Second, those holders are worried about exactly this problem. Research from the Cremation Institute found that 89% of crypto investors are concerned about what will happen to their digital assets after they die. That’s an overwhelming majority acknowledging the gap, even if most haven’t done anything to close it.
Put those figures together and you get millions of people sitting on valuable digital wealth, aware that it could vanish when they die, without a practical way to prevent it. That’s the market Kresus is targeting, and the size of it explains why inheritance is emerging as a genuine product category rather than an afterthought.
The Bigger Shift It Represents
Beyond the specific product, Kresus Inheritance signals something about how crypto is maturing.
For most of its history, crypto has been treated as something you trade, speculate on, or store. The wallet was a tool for holding and moving assets. But as ownership spreads and holdings grow, wallets are increasingly expected to do what traditional financial institutions do: support long-term wealth management, including the unglamorous but essential work of estate planning.
Kresus explicitly frames the launch as part of this broader shift, positioning the wallet as a complete platform for managing digital wealth over a lifetime rather than just a place to keep coins. As more wealth genuinely moves onto blockchains, planning for what happens to it across generations stops being a niche concern and becomes a practical necessity.
There are, of course, questions worth asking before trusting any such service. Users should understand exactly how the inactivity period is defined and how the verification process works, since a poorly calibrated trigger could either activate too early or fail to activate when needed. As with any newer service, it’s also worth considering how the mechanism holds up legally and whether it integrates with a broader estate plan rather than replacing one. Inheritance planning is precisely the kind of area where the details matter enormously.

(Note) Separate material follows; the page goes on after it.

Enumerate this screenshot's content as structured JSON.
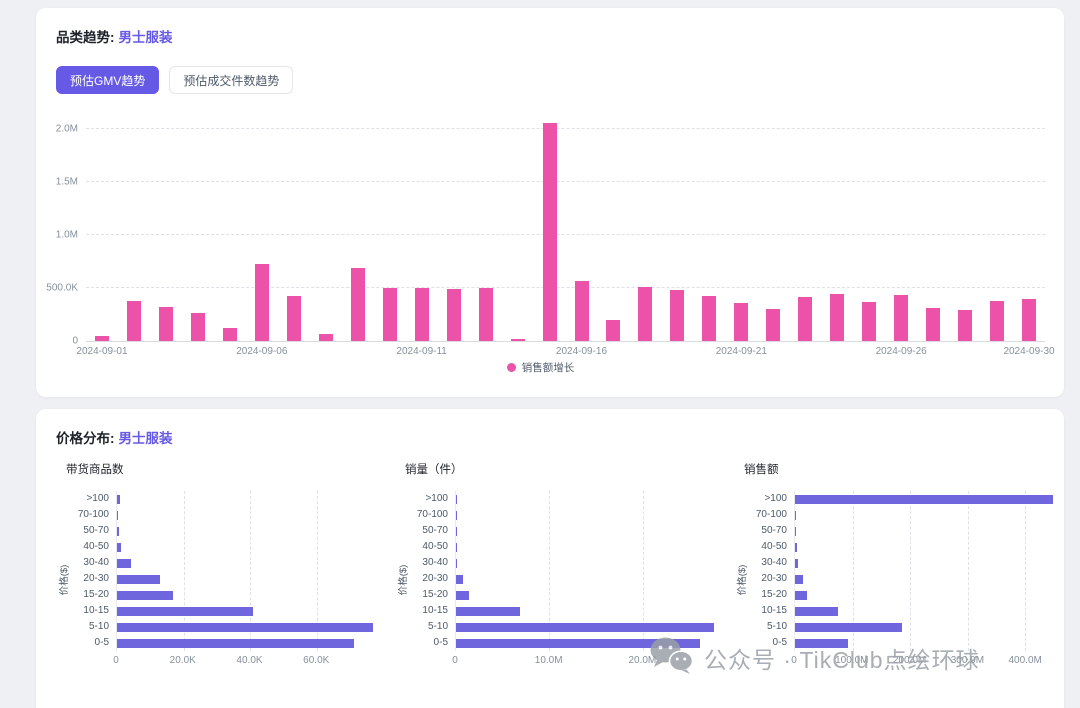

But the underlying problem Kresus is addressing is real, widespread, and until recently badly served. Self-custody’s greatest strength, that no one else can touch your money, has always contained its greatest weakness, that this can include your own family after you’re gone. Tools that resolve that tension without forcing holders to surrender control during their lifetimes are exactly what a maturing crypto ecosystem needs.
The uncomfortable truth is that everyone who holds crypto will, eventually, need a plan for what happens to it when they’re no longer around to manage it. Kresus is betting that the 89% who are worried are finally ready to do something about it. Whether this particular service is the right answer, the question it forces every self-custody holder to confront is one worth sitting with: if something happened to you tomorrow, could the people you love actually reach the wealth you built?
Disclaimer: This article is for informational purposes only and does not constitute financial, legal, or estate-planning advice. Cryptocurrency investments carry significant risk. Always consult a qualified professional before making inheritance or investment decisions.